Колесников усмехнулся и покачал головой.
— Надо же, я знал, что сын губернатора учился в нашем городе. Но не подозревал, что вместе с тобой.
— На самом деле Павел много где учился — и в Лондоне, и в Париже, и ещё чёрт знает где. А потом здесь осел. Точнее, отец его ближе к себе перетащил, чтобы был у него на глазах.
— Понятно. Только с чего он станет покупать коттедж? Да и чем это поможет, не понимаю?
— Я его попрошу.
— И он послушает? — саркастически поинтересовался Артём. Горящий взгляд Галины Станиславовны мгновенно потускнел. Она поджала губы и тяжело вздохнула.
— Скорее всего, послушает. Дело в том, что когда-то я помогла ему выпутаться из серьёзной передряги. Действительно, серьёзной! Если бы о той ситуации узнал его отец, боюсь, Пашка учился бы не в нашем городе, а где-нибудь в Сибири. Но в результате всё обошлось, и в благодарность Павел пообещал выполнить любую мою просьбу, какой бы странной или сложной она ни была. Мне пока не пришлось воспользоваться его обещанием, а сейчас решила попробовать.

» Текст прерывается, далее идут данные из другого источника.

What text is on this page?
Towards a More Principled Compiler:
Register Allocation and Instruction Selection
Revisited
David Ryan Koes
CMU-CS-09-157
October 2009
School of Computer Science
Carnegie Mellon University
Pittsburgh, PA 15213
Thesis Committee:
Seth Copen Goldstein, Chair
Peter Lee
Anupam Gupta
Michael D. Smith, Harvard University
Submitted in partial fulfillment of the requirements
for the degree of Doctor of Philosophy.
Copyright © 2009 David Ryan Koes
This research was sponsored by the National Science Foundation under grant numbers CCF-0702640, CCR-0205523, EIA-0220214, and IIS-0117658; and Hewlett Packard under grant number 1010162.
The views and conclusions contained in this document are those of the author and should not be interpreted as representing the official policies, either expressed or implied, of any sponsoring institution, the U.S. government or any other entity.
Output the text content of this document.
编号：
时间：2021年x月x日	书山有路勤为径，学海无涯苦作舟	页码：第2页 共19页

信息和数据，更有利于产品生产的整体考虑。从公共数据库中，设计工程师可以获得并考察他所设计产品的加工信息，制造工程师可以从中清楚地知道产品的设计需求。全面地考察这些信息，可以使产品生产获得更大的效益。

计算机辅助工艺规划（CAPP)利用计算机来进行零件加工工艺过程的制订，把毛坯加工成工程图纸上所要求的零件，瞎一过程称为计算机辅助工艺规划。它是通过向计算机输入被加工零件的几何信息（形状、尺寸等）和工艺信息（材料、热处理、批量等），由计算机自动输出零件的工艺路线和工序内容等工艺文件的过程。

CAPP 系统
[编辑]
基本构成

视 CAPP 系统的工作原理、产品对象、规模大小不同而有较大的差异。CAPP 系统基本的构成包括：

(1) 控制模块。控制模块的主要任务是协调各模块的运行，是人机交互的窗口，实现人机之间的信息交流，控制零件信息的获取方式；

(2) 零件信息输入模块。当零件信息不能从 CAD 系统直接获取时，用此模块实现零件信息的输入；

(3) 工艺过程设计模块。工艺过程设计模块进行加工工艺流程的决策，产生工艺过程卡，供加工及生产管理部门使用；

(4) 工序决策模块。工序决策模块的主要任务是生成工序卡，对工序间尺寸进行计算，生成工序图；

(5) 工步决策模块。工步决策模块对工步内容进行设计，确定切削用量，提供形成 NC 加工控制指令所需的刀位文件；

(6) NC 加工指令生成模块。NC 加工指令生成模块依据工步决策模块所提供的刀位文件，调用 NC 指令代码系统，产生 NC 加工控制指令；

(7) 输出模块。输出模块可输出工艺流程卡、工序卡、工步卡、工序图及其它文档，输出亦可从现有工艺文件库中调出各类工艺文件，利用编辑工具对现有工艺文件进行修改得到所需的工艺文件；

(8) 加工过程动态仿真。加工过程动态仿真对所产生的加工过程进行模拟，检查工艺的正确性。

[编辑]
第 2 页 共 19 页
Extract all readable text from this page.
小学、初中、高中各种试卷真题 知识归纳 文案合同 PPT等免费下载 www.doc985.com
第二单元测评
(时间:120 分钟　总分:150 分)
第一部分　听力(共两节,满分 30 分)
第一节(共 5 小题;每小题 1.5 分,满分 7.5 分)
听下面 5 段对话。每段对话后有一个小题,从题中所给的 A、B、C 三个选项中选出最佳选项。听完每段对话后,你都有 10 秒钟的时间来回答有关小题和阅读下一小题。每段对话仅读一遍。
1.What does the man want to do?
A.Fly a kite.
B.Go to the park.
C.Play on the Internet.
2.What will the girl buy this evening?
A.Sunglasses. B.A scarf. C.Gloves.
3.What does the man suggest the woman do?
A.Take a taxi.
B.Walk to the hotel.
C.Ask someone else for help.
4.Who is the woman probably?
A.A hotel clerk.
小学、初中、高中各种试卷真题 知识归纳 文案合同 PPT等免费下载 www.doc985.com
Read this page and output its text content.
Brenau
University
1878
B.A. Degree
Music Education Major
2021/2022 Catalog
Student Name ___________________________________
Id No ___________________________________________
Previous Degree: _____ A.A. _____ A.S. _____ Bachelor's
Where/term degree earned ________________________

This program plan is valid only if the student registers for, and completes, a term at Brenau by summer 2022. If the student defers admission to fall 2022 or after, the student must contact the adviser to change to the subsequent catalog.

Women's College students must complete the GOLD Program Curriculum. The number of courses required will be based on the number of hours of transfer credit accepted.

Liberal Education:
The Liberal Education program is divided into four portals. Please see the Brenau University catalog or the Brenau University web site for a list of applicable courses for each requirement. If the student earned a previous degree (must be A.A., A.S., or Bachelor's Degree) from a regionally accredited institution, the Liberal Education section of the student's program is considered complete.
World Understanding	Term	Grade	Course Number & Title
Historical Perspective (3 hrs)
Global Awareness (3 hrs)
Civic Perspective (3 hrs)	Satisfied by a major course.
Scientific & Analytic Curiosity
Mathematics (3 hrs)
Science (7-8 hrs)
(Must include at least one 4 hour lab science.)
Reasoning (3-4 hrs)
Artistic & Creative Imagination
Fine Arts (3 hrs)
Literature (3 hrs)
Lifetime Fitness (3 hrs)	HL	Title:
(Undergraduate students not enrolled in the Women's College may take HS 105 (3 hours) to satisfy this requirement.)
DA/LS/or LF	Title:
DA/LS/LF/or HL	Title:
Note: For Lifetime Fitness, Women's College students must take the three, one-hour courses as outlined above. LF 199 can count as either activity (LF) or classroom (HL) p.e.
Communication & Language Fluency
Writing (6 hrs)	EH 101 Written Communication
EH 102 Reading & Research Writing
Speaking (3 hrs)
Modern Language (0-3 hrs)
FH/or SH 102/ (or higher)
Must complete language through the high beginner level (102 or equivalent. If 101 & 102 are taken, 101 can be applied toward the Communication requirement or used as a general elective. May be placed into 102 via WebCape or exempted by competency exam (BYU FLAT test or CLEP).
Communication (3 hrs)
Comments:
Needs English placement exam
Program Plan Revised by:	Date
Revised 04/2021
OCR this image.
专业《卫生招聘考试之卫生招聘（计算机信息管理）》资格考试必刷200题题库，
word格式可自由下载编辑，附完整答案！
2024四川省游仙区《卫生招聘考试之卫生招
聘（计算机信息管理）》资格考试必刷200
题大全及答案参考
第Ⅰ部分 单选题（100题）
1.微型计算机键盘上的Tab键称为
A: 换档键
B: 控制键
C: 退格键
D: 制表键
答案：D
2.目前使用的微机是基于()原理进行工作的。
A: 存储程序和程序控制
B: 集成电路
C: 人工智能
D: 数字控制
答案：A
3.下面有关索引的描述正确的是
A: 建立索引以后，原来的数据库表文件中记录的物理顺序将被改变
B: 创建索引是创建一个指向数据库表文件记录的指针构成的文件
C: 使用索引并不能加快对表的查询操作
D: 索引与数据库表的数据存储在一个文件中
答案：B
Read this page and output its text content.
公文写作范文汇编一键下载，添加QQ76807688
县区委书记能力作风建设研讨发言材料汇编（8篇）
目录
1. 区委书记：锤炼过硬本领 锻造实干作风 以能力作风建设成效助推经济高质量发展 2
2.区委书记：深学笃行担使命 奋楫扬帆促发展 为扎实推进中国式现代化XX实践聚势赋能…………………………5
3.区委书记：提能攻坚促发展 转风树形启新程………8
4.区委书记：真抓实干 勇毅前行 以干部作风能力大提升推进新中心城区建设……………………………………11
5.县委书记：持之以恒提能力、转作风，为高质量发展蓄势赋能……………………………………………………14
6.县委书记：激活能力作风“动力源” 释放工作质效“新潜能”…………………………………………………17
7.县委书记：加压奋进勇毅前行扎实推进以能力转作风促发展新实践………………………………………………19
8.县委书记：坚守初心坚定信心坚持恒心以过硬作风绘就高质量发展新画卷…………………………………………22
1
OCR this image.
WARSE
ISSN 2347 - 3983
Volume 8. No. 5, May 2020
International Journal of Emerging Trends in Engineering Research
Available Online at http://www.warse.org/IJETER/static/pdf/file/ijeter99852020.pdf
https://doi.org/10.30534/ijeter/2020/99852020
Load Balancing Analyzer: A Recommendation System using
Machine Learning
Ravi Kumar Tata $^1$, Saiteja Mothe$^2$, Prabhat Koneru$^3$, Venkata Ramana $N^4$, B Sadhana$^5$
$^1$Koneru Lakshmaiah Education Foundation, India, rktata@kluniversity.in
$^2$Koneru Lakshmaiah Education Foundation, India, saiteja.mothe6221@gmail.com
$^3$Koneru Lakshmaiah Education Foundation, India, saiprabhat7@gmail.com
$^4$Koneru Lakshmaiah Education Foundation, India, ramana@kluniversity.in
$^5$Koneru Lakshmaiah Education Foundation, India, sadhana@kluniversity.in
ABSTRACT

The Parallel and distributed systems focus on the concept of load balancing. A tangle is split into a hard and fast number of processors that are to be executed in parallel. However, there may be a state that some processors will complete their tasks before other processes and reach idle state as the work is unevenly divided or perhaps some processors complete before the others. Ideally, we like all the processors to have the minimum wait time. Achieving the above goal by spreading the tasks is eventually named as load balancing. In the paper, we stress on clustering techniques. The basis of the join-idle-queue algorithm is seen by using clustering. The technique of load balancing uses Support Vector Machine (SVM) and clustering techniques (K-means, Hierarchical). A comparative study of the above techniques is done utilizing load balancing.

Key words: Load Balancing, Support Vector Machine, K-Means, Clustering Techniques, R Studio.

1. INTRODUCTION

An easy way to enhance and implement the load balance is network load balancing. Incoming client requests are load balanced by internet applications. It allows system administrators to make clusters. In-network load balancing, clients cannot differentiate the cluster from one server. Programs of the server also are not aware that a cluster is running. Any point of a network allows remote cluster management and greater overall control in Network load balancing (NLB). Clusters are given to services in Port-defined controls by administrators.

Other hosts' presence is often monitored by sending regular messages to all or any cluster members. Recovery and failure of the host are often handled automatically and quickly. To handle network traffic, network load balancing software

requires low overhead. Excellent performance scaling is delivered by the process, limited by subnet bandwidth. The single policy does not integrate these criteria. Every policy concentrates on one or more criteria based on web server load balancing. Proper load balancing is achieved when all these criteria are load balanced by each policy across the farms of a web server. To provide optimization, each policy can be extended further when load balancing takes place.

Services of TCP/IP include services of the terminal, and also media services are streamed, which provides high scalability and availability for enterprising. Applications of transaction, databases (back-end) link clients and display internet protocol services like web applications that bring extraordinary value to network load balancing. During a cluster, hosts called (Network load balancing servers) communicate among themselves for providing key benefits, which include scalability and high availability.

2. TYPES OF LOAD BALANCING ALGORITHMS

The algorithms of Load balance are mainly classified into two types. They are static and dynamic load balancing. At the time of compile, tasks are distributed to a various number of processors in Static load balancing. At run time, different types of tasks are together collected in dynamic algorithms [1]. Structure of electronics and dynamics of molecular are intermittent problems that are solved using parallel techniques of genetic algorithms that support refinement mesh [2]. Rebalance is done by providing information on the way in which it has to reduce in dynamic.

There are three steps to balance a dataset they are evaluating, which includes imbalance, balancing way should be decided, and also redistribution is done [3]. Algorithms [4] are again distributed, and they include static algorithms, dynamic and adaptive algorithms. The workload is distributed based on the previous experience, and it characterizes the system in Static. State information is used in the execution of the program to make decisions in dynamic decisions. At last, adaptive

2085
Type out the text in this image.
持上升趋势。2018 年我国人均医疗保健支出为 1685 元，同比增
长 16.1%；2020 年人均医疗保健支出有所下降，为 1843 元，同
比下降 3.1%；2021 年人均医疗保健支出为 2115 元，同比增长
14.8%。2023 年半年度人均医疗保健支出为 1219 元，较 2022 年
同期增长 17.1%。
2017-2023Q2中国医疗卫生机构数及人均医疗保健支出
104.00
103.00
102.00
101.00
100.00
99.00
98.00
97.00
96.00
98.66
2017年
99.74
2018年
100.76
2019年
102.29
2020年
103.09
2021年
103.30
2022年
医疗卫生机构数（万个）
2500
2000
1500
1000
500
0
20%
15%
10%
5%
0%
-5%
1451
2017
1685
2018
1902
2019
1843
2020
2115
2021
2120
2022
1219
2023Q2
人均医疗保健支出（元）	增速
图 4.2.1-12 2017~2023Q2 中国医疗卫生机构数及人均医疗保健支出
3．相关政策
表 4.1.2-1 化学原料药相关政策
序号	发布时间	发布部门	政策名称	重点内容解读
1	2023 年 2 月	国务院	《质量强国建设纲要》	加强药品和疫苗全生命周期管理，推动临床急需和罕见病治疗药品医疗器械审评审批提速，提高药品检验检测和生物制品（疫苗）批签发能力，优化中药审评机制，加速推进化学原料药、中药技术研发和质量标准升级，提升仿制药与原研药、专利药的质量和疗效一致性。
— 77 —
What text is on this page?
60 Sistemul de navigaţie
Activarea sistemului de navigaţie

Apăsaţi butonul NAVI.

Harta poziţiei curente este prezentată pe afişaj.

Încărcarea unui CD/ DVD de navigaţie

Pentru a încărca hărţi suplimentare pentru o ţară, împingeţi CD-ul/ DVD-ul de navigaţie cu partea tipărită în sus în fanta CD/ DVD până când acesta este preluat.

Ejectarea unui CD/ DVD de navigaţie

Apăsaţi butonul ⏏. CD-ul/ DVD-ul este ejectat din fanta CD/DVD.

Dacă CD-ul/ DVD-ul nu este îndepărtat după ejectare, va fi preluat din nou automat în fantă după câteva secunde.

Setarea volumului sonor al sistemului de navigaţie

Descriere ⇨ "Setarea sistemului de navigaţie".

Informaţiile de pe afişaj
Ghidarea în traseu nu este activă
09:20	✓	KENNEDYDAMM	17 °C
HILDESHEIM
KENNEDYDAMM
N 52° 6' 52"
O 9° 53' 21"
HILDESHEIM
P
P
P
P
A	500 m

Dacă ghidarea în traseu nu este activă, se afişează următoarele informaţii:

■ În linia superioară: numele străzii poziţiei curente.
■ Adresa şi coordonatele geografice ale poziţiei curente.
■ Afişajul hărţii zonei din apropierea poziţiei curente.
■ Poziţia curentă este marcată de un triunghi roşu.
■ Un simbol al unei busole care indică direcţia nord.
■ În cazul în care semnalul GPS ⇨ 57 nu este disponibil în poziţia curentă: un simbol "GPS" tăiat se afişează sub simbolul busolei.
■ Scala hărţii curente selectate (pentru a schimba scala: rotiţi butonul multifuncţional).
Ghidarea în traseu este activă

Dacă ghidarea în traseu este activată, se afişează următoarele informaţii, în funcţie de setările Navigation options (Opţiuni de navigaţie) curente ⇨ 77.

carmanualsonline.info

— Что попробовать? Я так и не понял, — недоумённо переспросил Артём. А его мать снова оживилась и впилась в меня взглядом.
— Он купит коттедж, деньги за него передаст банку в счёт долга. А сам дом отдаст вам в бесплатную аренду лет на пять с возможностью выкупить его за это время без всяких процентов.
— Забудь! — раздражённо махнул рукой Колесников. — Это глупости, на такое никто не пойдёт!
Я потупила глаза и смущённо продолжила:
— На самом деле, я уже встретилась с Пашей. Он согласен.
— Когда ты успела? — мгновенно отреагировал Артём и тут же догадался: — Алла? Так я и подозревал — эти твои дурацкие девичники! И часто ты мне врала, что сидишь у подруги?
— Ну… пару раз всего. Прости, я была очень осторожна. Просто у меня есть и своя жизнь.
— Это какая, например? — грозно поинтересовался он. — Что у тебя за встречи, на которых мне нельзя присутствовать?
— Например, с Пашей, — нашлась я. Артём молчал и хмурил брови, пристально изучая моё лицо. И вдруг произнёс:
— У меня такое ощущение, что ты не всё рассказала.
— О чём? — я попыталась изобразить невинность.
— О губернаторском сыне, конечно. Скажи-ка мне: дело действительно в ужасной истории, из-за которой он теперь перед тобой в долгу или в чём-то другом? У вас тогда что-то было? Правду говори!
— С Пашей? Практически ничего. Я быстро поняла, что он за человек.
— Ясно! Этого следовало ожидать. В общем так, никакую помощь от парня я принимать не собираюсь. И ты больше с ним встречаться не смей!
Я собиралась возмутиться, но в наш милый разговор неожиданно вмешалась Галина Станиславовна. Она прижала руки к груди и умоляюще воззрилась на сына.
— Тёмочка, пожалуйста, позволь Саше это сделать! Не ради меня, ради памяти твоего отца. Это же просто чудо! За пять лет ты точно выкупишь наш дом. Сыночек, хочешь, я на колени встану?
— Мама! Что за представление? За это время я заработаю деньги и построю новый дом.
— Конечно же, ты сможешь, я не сомневаюсь! Только у нового дома не будет истории. А я так мечтала показать своим внукам кабинет их деда. Дерево, на которое в детстве лазал их отец. Я же дождусь внуков, правда, Тёма?
Женщина отлично знала, на чём надо ловить сына. Артём мрачно слушал её и больше не возражал.